As we reported at the time, in February, the Commission's aim is to make the Level 2 measures "simpler and more cost-effective for companies", by making certain requirements more flexible and reducing the amount of data to be provided.
The draft proposal was open for feedback from 26 February to 26 March 2025 and the Commission intends to adopt legislative proposals for change in Q2 2025 in light of feedback received.
Admittedly, the Platform's response will be only one of a number the Commission will likely receive. Even so, it's noteworthy, not just because the status of the Platform as a formal advisory body to the Commission, established under the Taxonomy Regulation, but also because its recent reports have demonstrated that it is pushing for a significant change of direction to both the Taxonomy and to the SFDR (see our notes here and here).

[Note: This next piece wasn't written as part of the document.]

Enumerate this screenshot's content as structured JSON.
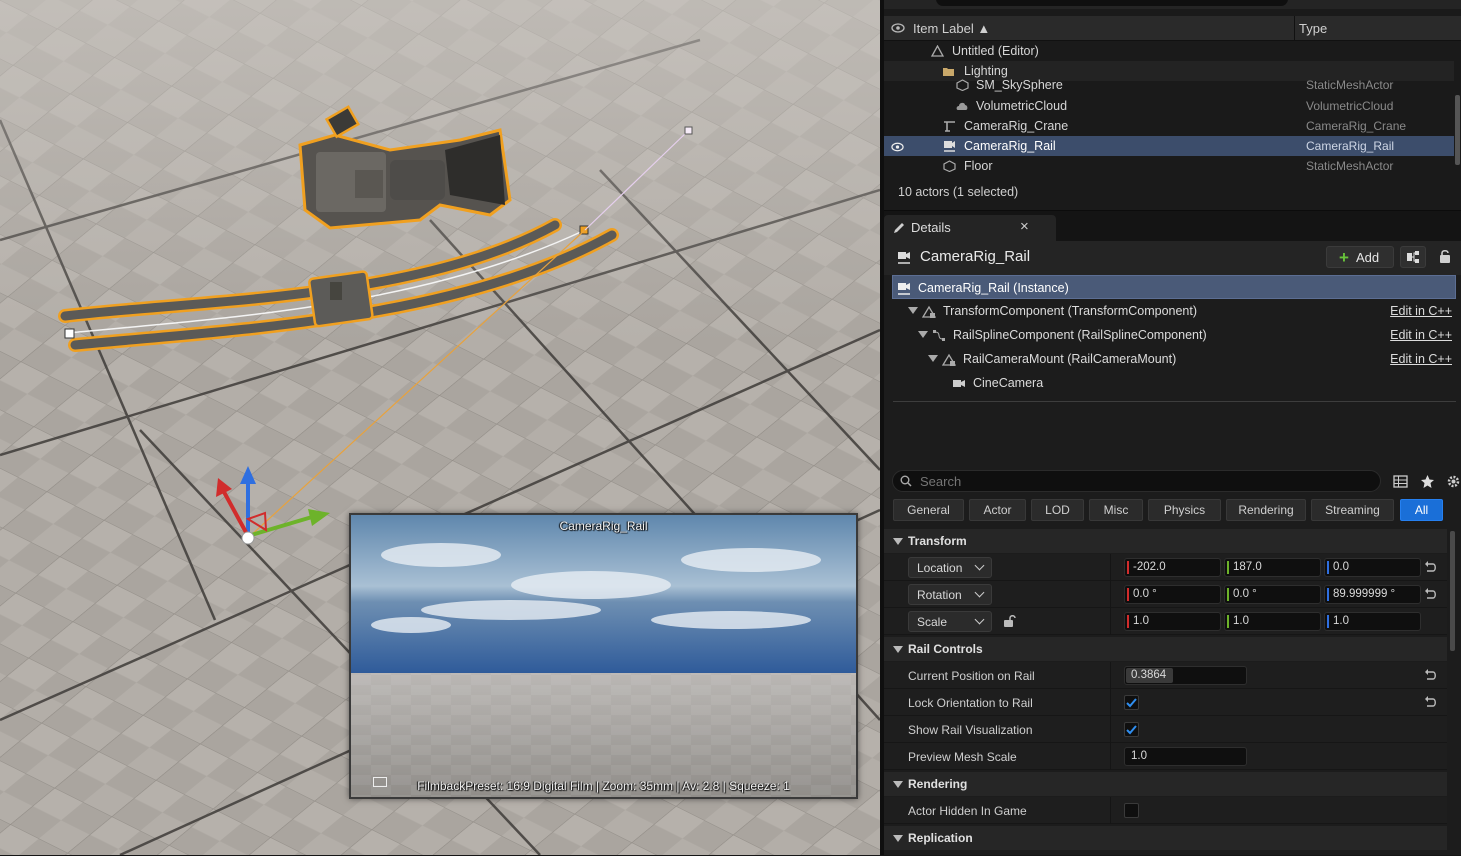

What does the Platform's response say?
The Platform is "broadly supportive" of the Commission's goal of simplification and notes that several of the recommendations made in its own report have been retained in the Commission's proposal.
It does, though, have concerns relating to the Commission's wish (see our summary of its Omnibus proposals here) to reduce the scope of the taxonomy. In the Platform's view, the potential loss of taxonomy data which could be caused by a combination of
narrowing the scope of the Corporate Sustainable Reporting Directive (CSRD) and
limiting the Taxonomy's reach by the introduction of a third category for companies (which would report under the CSRD but would opt into Taxonomy reporting)
would weaken the overall effectiveness of the taxonomy and create inconsistencies between the different pieces of legislation. This would add unnecessary complexity to the reporting framework, pose risks for financial market participants and increase the risk of greenwashing - thereby undermining the overall aim of the framework to mobilise capital towards sustainable investments.
More specifically, the Platform's key recommendations are
To introduce a mechanism for all companies to report partial alignment - this would allow disclosure of activities that meet either the substantial contribution or Do No Significant Harm (DNSH) criteria.
To clarify the materiality threshold and ensure it applies to cumulative exposure, rather than individual economic activities. This would reflect how companies assess materiality in their financial reporting.
The Platform's preference would be to align the materiality threshold for Taxonomy reporting with existing financial reporting standards (such as IFRS 8), in order to ensure consistency and reduce reporting burdens, with clear guidance given requiring companies to explain non-disclosure decisions, provide minimum disclosures for under-threshold activities and "invest in capacity-building to promote transparency and prevent greenwashing".
To simplify OpEx - the 10% materiality threshold for OpEx should be aligned with Turnover and CapEx thresholds, making OpEx mandatory reporting exclusively for R&D to incentivise research and innovation.
To gradually integrate exposures into the Green Asset Ration based on the ability of credit institutions to build internal capabilities and access information, while maintaining symmetry between the numerator and the denominator; and addressing usability issues, particularly on retail and non-corporate exposures.
To postponing application of the Trading Book and Fees and Commission KPIs for banks to 2027 - the Platform supports a review of their decision-usefulness in reflecting sustainability efforts.
To provide clear guidance and to invest in capacity-building efforts to support reporting, particularly in sectors with complex business models.
To pause (rather than exclude) reasonable assurance for CSRD reporting, including the EU Taxonomy entity-level reporting.
To support the Commission's second option (as proposed in the draft regulation) for revising the generic DNSH for Portfolio and Project Companies.
In addition, the Platform continues to advocate for
enhanced capacity building within the market to support regulatory implementation and a practical rollout of the revised rules introduced, ensuring sufficient predictability for all users and
the establishment of a mechanism to provide timely responses to questions related to the Taxonomy, ensuring expert guidance and clarity on these matters.
Next steps
The consultation period for the Commission's draft delegated regulation is now closed - the Commission intends to adopt legislative proposals for change in Q2 2025 in light of feedback received.
We will be following - and reporting on - relevant developments in this area as this work continues.